Après une série de travaux, dont une étude des besoins et de faisabilité et un séminaire international financé par l’Union européenne, les partenaires ont décidé de coconstruire une licence professionnelle unique avec trois spécialités (assistant de service social, éducateur spécialisé et animateur de développement social local), et un tronc commun. « Ce qui nous a amenés à relever quatre défis », explique Elisabeth Prieur : « Créer et innover, développer des compétences transversales aux trois métiers concernés et spécifiques pour chacun d’entre eux, concevoir et rendre opérationnel une formation adaptée au contexte congolais, former par la recherche une équipe de formateurs et publier avec eux. » Un ouvrage collectif est ainsi paru en décembre 2014 sur la violence conjugale au Congo-Brazzaville, codirigé par Emmanuel Jovelin, enseignant chercheur à l’Institut social de Lille. Les premiers diplômés de la licence professionnelle « sortiront, en principe, fin 2017, avec une licence codélivrée par l’université et le ministère des Affaires sociales » congolais, a précisé Elisabeth Prieur, soulignant la dimension formatrice et fédératrice du projet, tant pour les équipes de l’Institut social de Lille que celles de l’Institut national du travail social congolais.
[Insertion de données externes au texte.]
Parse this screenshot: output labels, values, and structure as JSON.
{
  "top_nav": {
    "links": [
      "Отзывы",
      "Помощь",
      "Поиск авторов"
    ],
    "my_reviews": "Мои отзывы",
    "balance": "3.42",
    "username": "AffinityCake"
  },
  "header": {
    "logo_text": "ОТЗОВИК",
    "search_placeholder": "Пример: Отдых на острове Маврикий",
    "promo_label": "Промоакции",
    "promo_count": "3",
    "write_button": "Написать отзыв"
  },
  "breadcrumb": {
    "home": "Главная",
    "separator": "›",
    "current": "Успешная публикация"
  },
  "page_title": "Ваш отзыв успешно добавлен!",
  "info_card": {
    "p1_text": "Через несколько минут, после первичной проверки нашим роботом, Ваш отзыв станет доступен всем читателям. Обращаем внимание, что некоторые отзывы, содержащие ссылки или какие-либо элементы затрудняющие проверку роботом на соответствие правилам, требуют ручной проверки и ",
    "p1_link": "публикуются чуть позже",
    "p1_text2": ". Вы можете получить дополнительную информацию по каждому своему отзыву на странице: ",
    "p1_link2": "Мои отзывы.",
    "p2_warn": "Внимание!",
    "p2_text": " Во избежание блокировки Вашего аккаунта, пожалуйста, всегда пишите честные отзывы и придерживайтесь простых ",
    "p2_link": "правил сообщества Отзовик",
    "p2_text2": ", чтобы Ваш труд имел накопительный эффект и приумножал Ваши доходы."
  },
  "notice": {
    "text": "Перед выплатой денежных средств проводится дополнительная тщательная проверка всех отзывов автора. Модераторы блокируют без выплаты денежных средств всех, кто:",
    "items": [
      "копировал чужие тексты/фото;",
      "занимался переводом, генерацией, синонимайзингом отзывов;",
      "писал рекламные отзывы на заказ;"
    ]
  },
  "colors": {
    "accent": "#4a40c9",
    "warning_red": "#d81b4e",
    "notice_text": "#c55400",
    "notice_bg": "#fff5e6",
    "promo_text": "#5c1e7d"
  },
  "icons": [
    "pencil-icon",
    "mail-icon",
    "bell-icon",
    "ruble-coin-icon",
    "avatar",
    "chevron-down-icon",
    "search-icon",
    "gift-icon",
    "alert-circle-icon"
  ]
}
Responsable du développement à l’international à l’Institut de l’enseignement supérieur du travail social (IEST) de Nice, Elisabeth Sultan rejoint les constats d’un enrichissement pédagogique grâce aux projets internationaux. Les différences de pratiques « permettent d’ouvrir un questionnement, qui est le fondement du processus de formation des adultes », ainsi qu’une « prise de conscience de ses propres pratiques », a-t-elle insisté. La mobilité internationale, qui n’est pas un objectif en soi, « est un outil pédagogique supplémentaire qui renforce la qualité des formations », en « optimisant le rapport à l’altérité » et en développant leur capacité d’autonomie, de créativité et d’adaptabilité de l’étudiant, sans oublier les aspects linguistiques. Plusieurs pistes existent : les mobilités individuelles et collectives d’étudiants, la formation ou l’enseignement de formateurs à l’étranger, ou encore l’accueil d’étudiants et de professionnels d’autres pays. Des possibilités dont s’est d’ailleurs emparée l’Unaforis, qui inclut les travaux et expériences à l’international – notamment dans le cadre d’Erasmus – dans ses propositions pour la diversification des modalités de professionnalisation.
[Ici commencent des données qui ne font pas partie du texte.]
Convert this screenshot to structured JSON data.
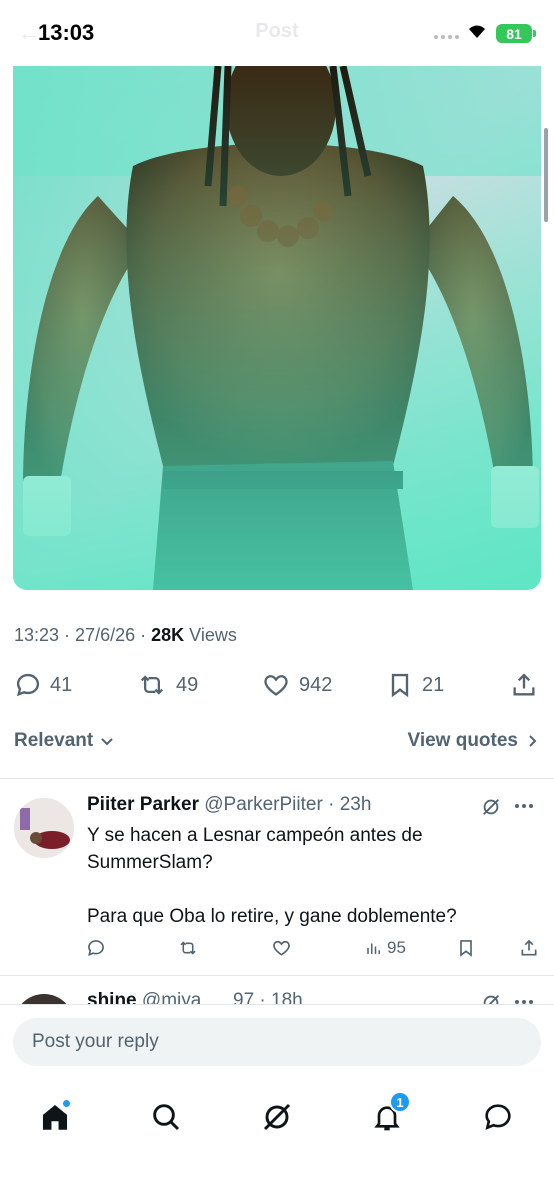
{
  "status_bar": {
    "time": "13:03",
    "battery": "81"
  },
  "header": {
    "title": "Post"
  },
  "post": {
    "time": "13:23",
    "date": "27/6/26",
    "views_count": "28K",
    "views_label": "Views",
    "stats": {
      "replies": "41",
      "reposts": "49",
      "likes": "942",
      "bookmarks": "21"
    }
  },
  "filters": {
    "relevant_label": "Relevant",
    "view_quotes_label": "View quotes"
  },
  "replies": [
    {
      "name": "Piiter Parker",
      "handle": "@ParkerPiiter",
      "time": "23h",
      "text_line1": "Y se hacen a Lesnar campeón antes de SummerSlam?",
      "text_line2": "Para que Oba lo retire, y gane doblemente?",
      "views": "95"
    },
    {
      "name": "shine",
      "handle": "@miya___97",
      "time": "18h"
    }
  ],
  "composer": {
    "placeholder": "Post your reply"
  },
  "tabs": {
    "notifications_badge": "1"
  },
  "colors": {
    "accent": "#1d9bf0",
    "secondary_text": "#536471",
    "battery": "#34c759"
  },
  "icons": [
    "back-arrow-icon",
    "wifi-icon",
    "reply-icon",
    "repost-icon",
    "like-icon",
    "bookmark-icon",
    "share-icon",
    "chevron-down-icon",
    "chevron-right-icon",
    "grok-icon",
    "more-icon",
    "views-icon",
    "home-icon",
    "search-icon",
    "notifications-icon",
    "messages-icon"
  ]
}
Les acteurs du travail social doivent encore investir plus largement le champ de la recherche internationale. Certains établissements de formation sont déjà depuis longtemps inscrits dans le mouvement, comme l’Ecole supérieure en travail éducatif et social de Strasbourg, engagée dans des coopérations transfrontalières, qui ont notamment débouché sur des travaux franco-allemands sur la protection de l’enfance. Des pôles régionaux de recherche et d’étude pour la formation et l’action sociale (Prefas) lancent aussi des projets internationaux, mais ils manquent de soutien financier. Autre handicap : l’absence de doctorat en travail social en France, comme il en existe dans d’autres pays. Pour l’heure, seule la chaire de travail social et intervention sociale du Conservatoire national des arts et métiers (CNAM) délivre un doctorat en sociologie ou en sciences de l’éducation, mention « travail social ». Certains établissements de formation se sont rapprochés d’universités étrangères, comme l’IRTS de Paris Ile-de-France qui a signé en 2015, avec l’Institut universitaire de Lisbonne (ISCTE-IUL), un protocole de coopération visant à codiriger des doctorants en travail social. « La discipline et l’interdisciplinarité, la création d’un doctorat, voire d’un doctorat international, sont des enjeux majeurs pour le travail social », considère Joëlle Libois, présidente de l’Aifris. Autre défi à relever pour les centres de formation, a ajouté Marc Rouzeau, directeur de la recherche et de la prospective d’Askoria : disposer de « chercheurs capables de travailler sur la conceptualisation en anglais », langue largement prédominante dans les publications scientifiques – ce qui renvoie à la question de l’attractivité des postes d’enseignants chercheurs, donc du statut de ces derniers.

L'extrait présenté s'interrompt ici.